Capitol Reef to Bryce Canyon is a great drive for people who love to drive. Following down U.S. Scenic Byway 12 leads a winding path through the Dixie National Forest, climbing to an elevation of 9000 feet along the way. The true gem of this road is going through a section of the Grand staircase, in which the road gives way on both sides to sheer drops and surrounding canyons. The road is actually a little bit difficult to navigate one you reach this part as so many people have simply stopped their cars in the middle of the two lane road to take pictures, despite the signs every half mile warning otherwise. Once past the Grand Staircase the road begins to climb drastically and finally you reach Bryce Canyon. My first goal was to find a place to camp, it being so late in the afternoon I knew that the parks campgrounds were already full, so I drove into Bryce Canyon City. Although extremely condensed, this city is completely overdone. Ruby's is the say all be all. I stayed in Ruby's campground for two nights at Bryce Canyon, as I literally had no other options. Ruby's owns the entire city. If I wanted to eat at one of the three diners, buy groceries from the general store, get my car fixed, rent a car, bike, jeep, or ATV, stay at a hotel, take a scenic flight, take a rafting trip. Ruby's was it.
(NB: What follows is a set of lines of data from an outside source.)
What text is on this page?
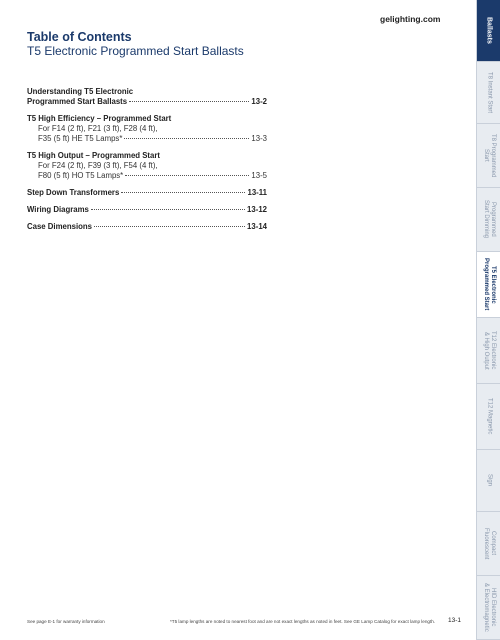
gelighting.com
Table of Contents
T5 Electronic Programmed Start Ballasts
Understanding T5 Electronic
Programmed Start Ballasts	13-2
T5 High Efficiency – Programmed Start
For F14 (2 ft), F21 (3 ft), F28 (4 ft),
F35 (5 ft) HE T5 Lamps*	13-3
T5 High Output – Programmed Start
For F24 (2 ft), F39 (3 ft), F54 (4 ft),
F80 (5 ft) HO T5 Lamps*	13-5
Step Down Transformers	13-11
Wiring Diagrams	13-12
Case Dimensions	13-14
See page E-1 for warranty information	*T5 lamp lengths are noted to nearest foot and are not exact lengths as noted in feet. See GE Lamp Catalog for exact lamp length.	13-1
Ballasts
T8 Instant Start
T8 Programmed
Start
Programmed
Start Dimming
T5 Electronic
Programmed Start
T12 Electronic
& High Output
T12 Magnetic
Sign
Compact
Fluorescent
HID Electronic
& Electromagnetic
It was actually a little surreal that one entity could run a town like this. Bryce Canyon is one of the primary attractions in the Grand Circle, so it would stand to reason that the town would be completely overrun and commercialized by any number of hotel chains and rental companies all desperately competing for their piece of pie. But alas, Ruby's was able to maintain a monopoly.
Early the next morning I set off to hike into Bryce. The name of Bryce Canyon is slightly misleading as it isn't so much a tree canyon, as an enormous amphitheater filled with hoodoo's; geologic structures that are formed by the erosion of sandstone by wind and water. I started to hike into Bryce with the intention of taking the Navajo loop trail, which is about 3 miles round tip top to bottom, but after walking down a mile worth of switchbacks, I came to find that the trail I had set off for had recently been closed due to falling rock. Having entered the the Sunset Point trail head, I decided to take a hike down the Queen's Garden trail which would lead me to the Sunrise Point trail head, only a mile and a half down the way. Once there I decided to turn around and head back to the beginning and find another trail to try, when four young Australian women came down the path with the intention of hiking the Peekaboo loop, which is a three mile circle through some of the most scenic parts of the amphitheater.